Scrub Life & The Art of the Mental Exit

Scrub Life & The Art of the Mental Exit

Hey everyone, Tina here. To all my fellow healthcare warriors, pull up a chair (if you can even find one that isn’t being used as a temporary charting station).

Last time, I talked about the universal struggle of wanting to clock out, but being a nurse adds a whole different layer to that “I just want to go home” feeling. In most jobs, when you’re “done” for the day, you close a laptop. In nursing, when you’re “done,” you have to make sure every human life in your care is stable, medicated, and tucked in, all while your own feet feel like they’ve been run over by a gurney.

The truth is, I don’t think about nothing at work… except getting off.


The Myth of the 12-Hour Shift

Let’s be real: A “12-hour shift” is a myth, like unicorns or a fully stocked supply room. By hour eight, my brain has officially checked out of the building. I’m standing there, hanging a bag of fluids, nodding professionally at a doctor, but internally? I am already in my shower. I’m feeling the hot water wash away the smell of hospital sanitizer and that one mystery liquid that splashed on my shoe at 10:00 AM.

I’ve reached a point where I can perform a perfect neuro check while simultaneously planning my grocery list, wondering if I left the stove on, and debating if it’s “too late” to order Mexican food at 7:45 PM.


Mastering the “Nurse Face”

We all have the Nurse Face.
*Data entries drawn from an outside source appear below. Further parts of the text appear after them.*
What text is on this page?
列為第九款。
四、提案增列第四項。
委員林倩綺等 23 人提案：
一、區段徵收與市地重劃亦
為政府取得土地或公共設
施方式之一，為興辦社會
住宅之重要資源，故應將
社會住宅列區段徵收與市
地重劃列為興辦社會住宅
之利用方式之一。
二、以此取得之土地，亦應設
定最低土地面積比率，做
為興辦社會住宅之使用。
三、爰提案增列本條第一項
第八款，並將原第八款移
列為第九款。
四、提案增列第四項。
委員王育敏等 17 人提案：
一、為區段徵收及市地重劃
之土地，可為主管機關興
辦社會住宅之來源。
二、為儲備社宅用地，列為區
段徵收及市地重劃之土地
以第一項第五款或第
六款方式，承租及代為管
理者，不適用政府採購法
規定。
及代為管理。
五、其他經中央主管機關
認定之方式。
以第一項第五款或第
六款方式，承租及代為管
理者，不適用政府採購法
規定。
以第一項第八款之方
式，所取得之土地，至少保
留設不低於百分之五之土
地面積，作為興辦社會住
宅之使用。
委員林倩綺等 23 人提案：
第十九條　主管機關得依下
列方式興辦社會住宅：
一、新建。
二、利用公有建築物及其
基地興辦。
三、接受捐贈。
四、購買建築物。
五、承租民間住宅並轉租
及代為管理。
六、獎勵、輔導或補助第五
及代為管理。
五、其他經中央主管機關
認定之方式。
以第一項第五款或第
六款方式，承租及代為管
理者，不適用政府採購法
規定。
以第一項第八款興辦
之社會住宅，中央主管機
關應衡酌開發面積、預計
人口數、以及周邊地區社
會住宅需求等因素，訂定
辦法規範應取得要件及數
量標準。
It’s that calm, reassuring expression that says, “Everything is under control,” even when the call lights are blinking like a Christmas tree and the pharmacy is taking three years to send up a simple Tylenol.

What the Patient Sees vs. What the Brain Thinks:

  • Patient: “Nurse Tina, can I have an extra pillow?”
  • My Face: “Of course! Let me go find one for you.”
  • My Brain: If I find that pillow, and finish my charting, and nobody codes in the next twenty minutes… I might actually see my bed before midnight. I wonder if my bed misses me. I miss it. We had something special.

Finding Humor in the Chaos of Healthcare

You have to laugh, or you’ll cry into a bin of sterile gauze. There’s a specific kind of humor that only nurses get. It’s that look you exchange with your work bestie in the hallway—that “if one more person asks me for a ginger ale, I’m going to scream” look.

We spend our days caring for everyone else’s needs, bodies, and families. So by the time that final hour rolls around, that “pleading face” emoji isn’t just a mood—it’s my literal soul. I’m not just waiting for the clock to hit 7; I’m manifesting a world where I don’t have to use my “professional voice” for at least ten hours.


The Glory of the “Scrub Peel”

There is no feeling in the world quite like the “scrub peel.” You know the one. You get home, you kick off those compression socks (which feel like they’ve become part of your skin), and you finally—finally—stop being “Nurse Tina” and just become “Human Tina.”

If you’re reading this on your 15-minute “lunch” break that you’re finally taking at 4:00 PM: I see you. Hang in there. The handoff is coming. The pajamas are waiting. We’re almost to the finish line.